It used to cost Chris Polis about $60 to fill up his gas tank. On Saturday, he shelled out more than $105.
"It's going to be hard to swallow," said Polis, while pumping gas at the Costco station in Nepean.
Polis lives in Almonte, Ont., and makes the 40-minute drive into Ottawa almost every day. Driving is the only way he can get to the city, he said.
"That's why I bought a hybrid — to cut the cost of gas," he said, letting out a sigh.
Gas prices hovered around the $1.92 to $1.95 mark in Ottawa Saturday, but according to Gas Wizard, a site that tracks prices across Canada, they're expected to jump by four cents a litre and sit just shy of two dollars a litre Sunday.

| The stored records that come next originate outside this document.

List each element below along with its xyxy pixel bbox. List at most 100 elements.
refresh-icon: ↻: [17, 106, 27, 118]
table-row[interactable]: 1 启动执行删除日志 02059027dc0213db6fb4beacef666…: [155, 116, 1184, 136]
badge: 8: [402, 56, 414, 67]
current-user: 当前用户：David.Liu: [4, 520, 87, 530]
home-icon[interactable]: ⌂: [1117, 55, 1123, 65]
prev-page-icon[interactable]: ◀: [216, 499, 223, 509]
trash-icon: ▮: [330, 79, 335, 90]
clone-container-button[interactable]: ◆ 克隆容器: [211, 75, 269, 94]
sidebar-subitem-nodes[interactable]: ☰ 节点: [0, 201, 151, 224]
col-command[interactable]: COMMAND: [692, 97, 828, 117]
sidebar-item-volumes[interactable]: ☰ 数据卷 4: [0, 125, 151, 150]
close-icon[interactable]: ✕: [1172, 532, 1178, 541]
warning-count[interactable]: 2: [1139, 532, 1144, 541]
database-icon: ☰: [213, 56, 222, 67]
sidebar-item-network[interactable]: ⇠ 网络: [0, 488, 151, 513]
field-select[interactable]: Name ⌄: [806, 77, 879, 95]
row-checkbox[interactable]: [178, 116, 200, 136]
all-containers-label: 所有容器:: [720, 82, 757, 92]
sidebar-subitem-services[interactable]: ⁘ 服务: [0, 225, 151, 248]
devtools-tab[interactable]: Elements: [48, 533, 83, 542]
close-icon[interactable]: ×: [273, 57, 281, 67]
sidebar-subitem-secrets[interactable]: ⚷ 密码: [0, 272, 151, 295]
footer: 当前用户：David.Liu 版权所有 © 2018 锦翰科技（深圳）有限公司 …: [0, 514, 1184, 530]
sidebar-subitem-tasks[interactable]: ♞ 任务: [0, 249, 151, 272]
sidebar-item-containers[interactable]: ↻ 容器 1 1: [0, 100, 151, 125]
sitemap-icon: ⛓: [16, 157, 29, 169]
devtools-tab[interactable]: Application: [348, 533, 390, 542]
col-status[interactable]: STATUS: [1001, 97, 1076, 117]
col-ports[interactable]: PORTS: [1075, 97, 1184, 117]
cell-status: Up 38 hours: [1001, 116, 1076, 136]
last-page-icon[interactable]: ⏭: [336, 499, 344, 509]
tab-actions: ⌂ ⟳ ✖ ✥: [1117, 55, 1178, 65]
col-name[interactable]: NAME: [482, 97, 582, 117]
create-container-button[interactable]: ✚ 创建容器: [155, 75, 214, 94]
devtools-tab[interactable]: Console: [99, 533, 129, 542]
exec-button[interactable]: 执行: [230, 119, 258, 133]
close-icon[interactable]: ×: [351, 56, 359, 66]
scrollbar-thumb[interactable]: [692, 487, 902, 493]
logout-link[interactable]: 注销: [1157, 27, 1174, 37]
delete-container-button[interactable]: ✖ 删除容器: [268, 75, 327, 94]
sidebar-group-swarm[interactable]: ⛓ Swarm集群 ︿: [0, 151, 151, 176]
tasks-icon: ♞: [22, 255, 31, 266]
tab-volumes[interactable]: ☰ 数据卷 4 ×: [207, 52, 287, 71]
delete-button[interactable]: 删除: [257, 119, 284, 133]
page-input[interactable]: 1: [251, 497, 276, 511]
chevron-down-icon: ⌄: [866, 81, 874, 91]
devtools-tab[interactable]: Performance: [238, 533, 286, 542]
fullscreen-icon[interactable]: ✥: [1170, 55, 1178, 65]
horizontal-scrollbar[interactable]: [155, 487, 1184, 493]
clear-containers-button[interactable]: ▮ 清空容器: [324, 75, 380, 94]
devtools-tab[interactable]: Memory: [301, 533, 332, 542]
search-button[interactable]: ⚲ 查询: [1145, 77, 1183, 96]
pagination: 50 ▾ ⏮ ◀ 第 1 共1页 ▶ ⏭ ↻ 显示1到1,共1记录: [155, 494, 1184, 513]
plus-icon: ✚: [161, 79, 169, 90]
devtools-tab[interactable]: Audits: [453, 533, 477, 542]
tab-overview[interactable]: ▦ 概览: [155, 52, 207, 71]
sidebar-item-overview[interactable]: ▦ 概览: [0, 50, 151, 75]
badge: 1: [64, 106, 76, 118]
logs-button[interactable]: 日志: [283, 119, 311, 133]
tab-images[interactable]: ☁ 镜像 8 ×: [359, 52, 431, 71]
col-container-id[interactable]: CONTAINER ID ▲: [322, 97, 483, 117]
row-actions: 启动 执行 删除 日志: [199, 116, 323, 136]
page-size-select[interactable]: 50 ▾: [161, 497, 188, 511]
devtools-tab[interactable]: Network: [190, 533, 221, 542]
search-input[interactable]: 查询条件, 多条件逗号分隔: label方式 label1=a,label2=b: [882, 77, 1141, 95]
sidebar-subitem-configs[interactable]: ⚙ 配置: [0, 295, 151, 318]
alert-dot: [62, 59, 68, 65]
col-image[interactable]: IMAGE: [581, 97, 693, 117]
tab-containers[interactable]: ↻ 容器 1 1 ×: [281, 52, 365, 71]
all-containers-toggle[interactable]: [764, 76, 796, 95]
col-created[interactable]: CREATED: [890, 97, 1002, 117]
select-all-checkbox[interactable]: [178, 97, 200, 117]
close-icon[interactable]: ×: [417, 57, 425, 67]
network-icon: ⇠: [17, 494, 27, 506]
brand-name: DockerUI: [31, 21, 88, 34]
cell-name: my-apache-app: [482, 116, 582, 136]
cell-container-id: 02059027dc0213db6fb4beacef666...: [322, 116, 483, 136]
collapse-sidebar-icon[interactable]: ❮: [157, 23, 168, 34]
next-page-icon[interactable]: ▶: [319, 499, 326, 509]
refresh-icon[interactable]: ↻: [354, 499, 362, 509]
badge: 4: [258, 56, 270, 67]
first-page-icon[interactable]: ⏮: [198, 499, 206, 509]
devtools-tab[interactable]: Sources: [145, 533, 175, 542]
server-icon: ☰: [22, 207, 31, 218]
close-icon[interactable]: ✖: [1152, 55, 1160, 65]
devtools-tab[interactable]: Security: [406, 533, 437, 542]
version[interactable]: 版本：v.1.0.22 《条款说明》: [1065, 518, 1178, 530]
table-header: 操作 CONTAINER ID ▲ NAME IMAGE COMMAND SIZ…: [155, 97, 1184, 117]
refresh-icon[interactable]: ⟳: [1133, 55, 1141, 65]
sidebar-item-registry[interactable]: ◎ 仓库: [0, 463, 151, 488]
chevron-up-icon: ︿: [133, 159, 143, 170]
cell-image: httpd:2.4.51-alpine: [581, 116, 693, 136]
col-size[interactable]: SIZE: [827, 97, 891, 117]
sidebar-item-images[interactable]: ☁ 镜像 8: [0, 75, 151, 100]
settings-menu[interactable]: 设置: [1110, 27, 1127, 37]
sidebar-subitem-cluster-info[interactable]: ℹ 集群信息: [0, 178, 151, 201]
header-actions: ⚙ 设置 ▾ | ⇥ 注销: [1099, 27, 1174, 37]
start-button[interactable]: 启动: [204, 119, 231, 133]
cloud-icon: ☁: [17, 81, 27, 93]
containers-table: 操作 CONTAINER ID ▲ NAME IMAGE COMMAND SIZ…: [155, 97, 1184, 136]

Those high prices have some motorists like Prahasith Kondra refusing to fill their gas tanks all the way.
Kondra told CBC News he only put in $13 worth of fuel Saturday.
"I can't afford these prices," he said, adding he'll only be using his vehicle once in a while — like when he has to drive longer distances.

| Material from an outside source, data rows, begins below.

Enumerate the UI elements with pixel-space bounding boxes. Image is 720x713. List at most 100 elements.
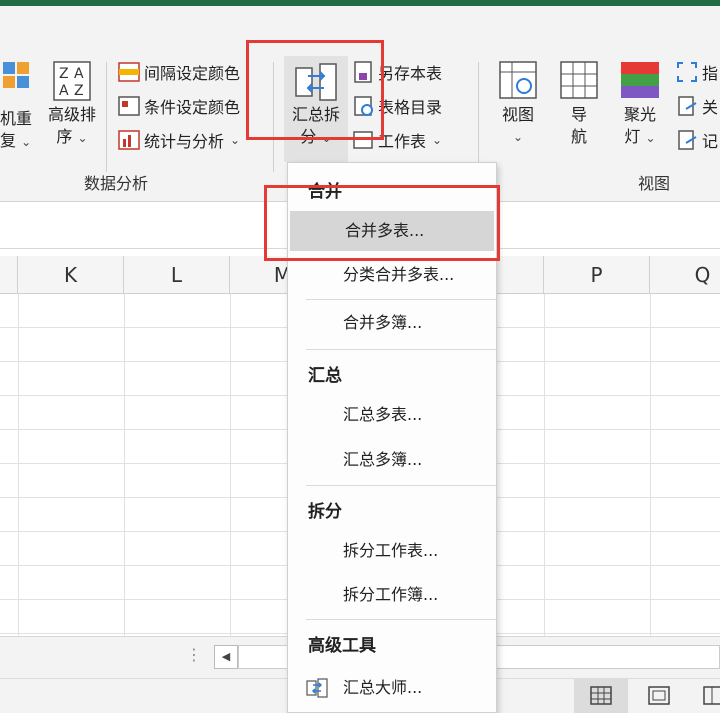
chevron-down-icon: ⌄ [432,133,443,147]
divider [273,62,274,172]
summary-split-label-1: 汇总拆 [291,105,340,124]
view-label: 视图 [501,105,534,124]
record-icon [678,130,697,150]
chevron-down-icon: ⌄ [21,135,32,149]
gridline [650,294,651,636]
nav-button[interactable]: 导 航 [556,60,602,148]
focus-icon [677,62,697,82]
sort-az-icon: Z A A Z [53,61,91,101]
save-as-button[interactable]: 另存本表 [352,58,442,86]
menu-item-split-workbook[interactable]: 拆分工作簿... [288,575,496,615]
menu-divider [306,619,496,620]
group-data-label: 数据分析 [84,174,149,193]
svg-text:Z: Z [74,83,84,99]
doc-icon [678,96,697,116]
page-break-icon [703,686,720,705]
divider [478,62,479,172]
view-button[interactable]: 视图 ⌄ [494,60,542,148]
reorder-label-2: 复 ⌄ [0,131,32,150]
scroll-left-button[interactable]: ◀ [214,645,238,669]
right-tool-1[interactable]: 指 [676,58,718,86]
condition-icon [118,96,140,116]
menu-item-summary-master[interactable]: 汇总大师... [288,668,496,708]
save-as-label: 另存本表 [378,64,443,83]
column-header-q[interactable]: Q [650,256,720,294]
chevron-down-icon: ⌄ [77,131,88,145]
menu-section-advanced: 高级工具 [308,636,376,656]
nav-label-2: 航 [570,127,587,146]
gridline [18,294,19,636]
menu-divider [306,299,496,300]
worksheet-button[interactable]: 工作表 ⌄ [352,126,442,154]
worksheet-label: 工作表 [378,132,427,151]
right-tool-3[interactable]: 记 [676,126,718,154]
svg-text:Z: Z [59,66,69,82]
menu-section-split: 拆分 [308,502,342,522]
normal-view-icon [590,686,612,705]
random-reorder-label: 机重 复 ⌄ [0,108,40,153]
column-header-p[interactable]: P [544,256,650,294]
menu-divider [306,485,496,486]
summary-master-icon [306,678,328,698]
page-layout-button[interactable] [636,679,682,713]
worksheet-icon [353,131,373,149]
spotlight-button[interactable]: 聚光 灯 ⌄ [614,60,666,149]
menu-item-split-worksheet[interactable]: 拆分工作表... [288,531,496,571]
chevron-down-icon: ⌄ [321,131,332,145]
summary-split-button[interactable]: 汇总拆 分 ⌄ [284,56,348,162]
random-reorder-button[interactable] [0,60,40,104]
summary-master-label: 汇总大师... [343,678,423,697]
normal-view-button[interactable] [574,679,628,713]
summary-split-menu: 合并 合并多表... 分类合并多表... 合并多簿... 汇总 汇总多表... … [287,162,497,713]
menu-item-merge-sheets[interactable]: 合并多表... [290,211,494,251]
column-header-l[interactable]: L [124,256,230,294]
interval-color-button[interactable]: 间隔设定颜色 [118,58,240,86]
reorder-label-1: 机重 [0,109,33,128]
group-view-label: 视图 [638,174,671,193]
table-dir-button[interactable]: 表格目录 [352,92,442,120]
directory-icon [354,96,373,116]
nav-table-icon [560,61,598,99]
sort-label-1: 高级排 [47,105,96,124]
sort-label-2: 序 ⌄ [56,127,88,146]
right-tool-1-label: 指 [702,64,719,83]
cond-color-button[interactable]: 条件设定颜色 [118,92,240,120]
column-header-partial [0,256,18,294]
menu-item-merge-workbooks[interactable]: 合并多簿... [288,303,496,343]
menu-section-merge: 合并 [308,182,342,202]
gridline [230,294,231,636]
view-grid-icon [499,61,537,99]
cond-color-label: 条件设定颜色 [144,98,241,117]
chevron-down-icon: ⌄ [512,130,524,144]
menu-divider [306,349,496,350]
stats-button[interactable]: 统计与分析 ⌄ [118,126,240,154]
table-color-icon [118,62,140,82]
right-tool-2[interactable]: 关 [676,92,718,120]
gridline [544,294,545,636]
menu-section-summary: 汇总 [308,366,342,386]
spotlight-label-1: 聚光 [623,105,656,124]
right-tool-3-label: 记 [702,132,719,151]
split-handle-icon[interactable]: ⋮ [186,645,202,664]
table-dir-label: 表格目录 [378,98,443,117]
chevron-down-icon: ⌄ [645,131,656,145]
page-layout-icon [648,686,670,705]
column-header-k[interactable]: K [18,256,124,294]
menu-item-category-merge[interactable]: 分类合并多表... [288,255,496,295]
svg-text:A: A [59,83,69,99]
nav-label-1: 导 [570,105,587,124]
gridline [124,294,125,636]
menu-item-summary-workbooks[interactable]: 汇总多簿... [288,440,496,480]
right-tool-2-label: 关 [702,98,719,117]
chevron-down-icon: ⌄ [230,133,241,147]
spotlight-label-2: 灯 ⌄ [624,127,656,146]
advanced-sort-button[interactable]: Z A A Z 高级排 序 ⌄ [44,60,100,149]
grid-color-icon [3,62,29,88]
merge-split-icon [295,63,337,101]
page-break-button[interactable] [690,679,720,713]
stats-label: 统计与分析 [144,132,225,151]
summary-split-label-2: 分 ⌄ [300,127,332,146]
menu-item-summary-sheets[interactable]: 汇总多表... [288,395,496,435]
stats-icon [118,130,140,150]
divider [106,62,107,172]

"If it's empty, I'm taking public transit," he added.
No end in sight
Drivers are likely to experience even more pain at the pumps in the coming weeks, said Dan McTeague, president of Canadians for Affordable Energy.

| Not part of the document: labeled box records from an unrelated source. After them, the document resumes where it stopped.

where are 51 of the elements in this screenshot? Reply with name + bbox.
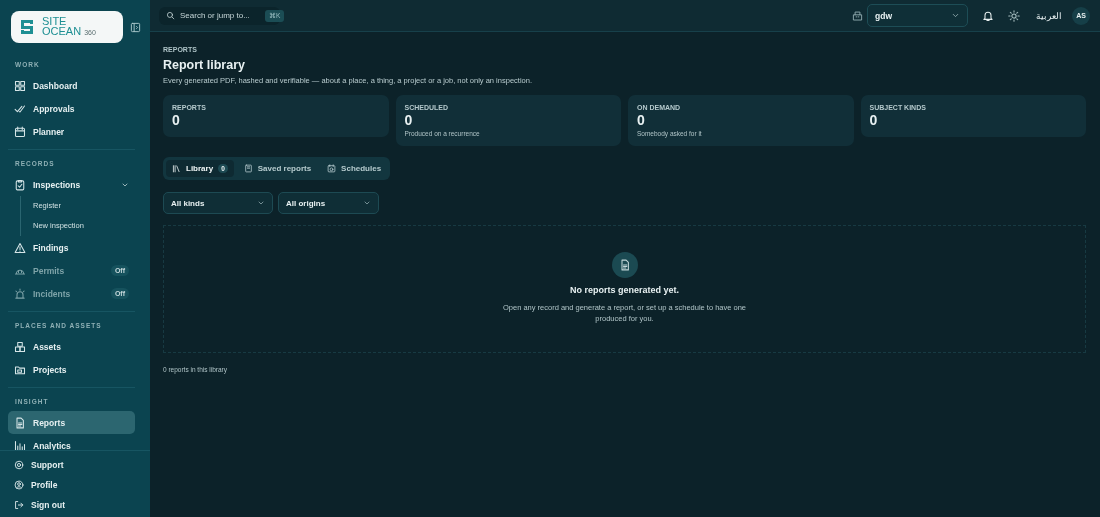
nav-item[interactable]: Projects xyxy=(8,358,135,381)
nav-item[interactable]: Findings xyxy=(8,236,135,259)
nav-item[interactable]: Profile xyxy=(8,475,142,495)
siren-icon xyxy=(14,287,26,300)
double-check-icon xyxy=(14,102,26,115)
page-title: Report library xyxy=(163,58,246,72)
nav-item[interactable]: Assets xyxy=(8,335,135,358)
nav-item[interactable]: Approvals xyxy=(8,97,135,120)
search-icon xyxy=(166,11,175,20)
chevron-down-icon xyxy=(363,199,371,207)
nav-item[interactable]: Sign out xyxy=(8,495,142,515)
calendar-clock-icon xyxy=(327,164,337,173)
tab[interactable]: Saved reports xyxy=(237,160,318,177)
chevron-down-icon xyxy=(257,199,265,207)
sign-out-icon xyxy=(14,500,24,510)
grid-icon xyxy=(14,79,26,92)
filter-dropdown[interactable]: All origins xyxy=(278,192,379,214)
bell-icon[interactable] xyxy=(982,9,994,22)
sidebar-toggle-icon[interactable] xyxy=(130,21,141,33)
tab[interactable]: Schedules xyxy=(321,160,388,177)
nav-item[interactable]: Reports xyxy=(8,411,135,434)
document-icon xyxy=(618,259,631,271)
nav-item[interactable]: Analytics xyxy=(8,434,135,450)
lifebuoy-icon xyxy=(14,460,24,470)
boxes-icon xyxy=(14,340,26,353)
folder-icon xyxy=(14,363,26,376)
nav-item[interactable]: Support xyxy=(8,455,142,475)
nav-item[interactable]: Planner xyxy=(8,120,135,143)
filter-dropdown[interactable]: All kinds xyxy=(163,192,273,214)
clipboard-icon xyxy=(14,178,26,191)
document-icon xyxy=(14,416,26,429)
stat-value: 0 xyxy=(869,112,879,128)
search-field[interactable]: Search or jump to... xyxy=(180,11,260,20)
language-link[interactable]: العربية xyxy=(1036,10,1062,21)
nav-item[interactable]: Inspections xyxy=(8,173,135,196)
chevron-down-icon xyxy=(951,11,960,20)
workspace-select[interactable]: gdw xyxy=(867,4,968,27)
empty-state-title: No reports generated yet. xyxy=(570,285,679,295)
user-icon xyxy=(14,480,24,490)
logo-text: SITE xyxy=(42,16,68,26)
nav-item[interactable]: Dashboard xyxy=(8,74,135,97)
bar-chart-icon xyxy=(14,439,26,450)
warning-icon xyxy=(14,241,26,254)
library-icon xyxy=(172,164,181,173)
sun-icon[interactable] xyxy=(1008,9,1020,22)
logo-text: OCEAN xyxy=(42,26,82,36)
notebook-icon xyxy=(243,164,253,173)
calendar-icon xyxy=(14,125,26,138)
stat-value: 0 xyxy=(172,112,181,128)
stat-value: 0 xyxy=(404,112,414,128)
stat-value: 0 xyxy=(637,112,646,128)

"It's going to hurt. It's going to be painful and it's likely not to end," McTeague said.
"[Prices are] going to probably increase as much as another 10 cents a litre between now and the May 24 weekend."
Gas prices have risen rapidly over the last year, with the Russian invasion of Ukraine exacerbating the trend. Last May, the average gas price in Canada was $1.32.
"On May 9th, if [Russian president Vladimir] Putin uses a national day of celebration there to say he's had enough, no more war… I think that'll take some pressure off," McTeague said.
But the main issue comes down to supply and demand, said McTeague, adding he sees no end in sight to high gas prices.
"We're going to be spending a lot more money," he said. "It's a direct hit on Canadians, especially those on middle and lower incomes."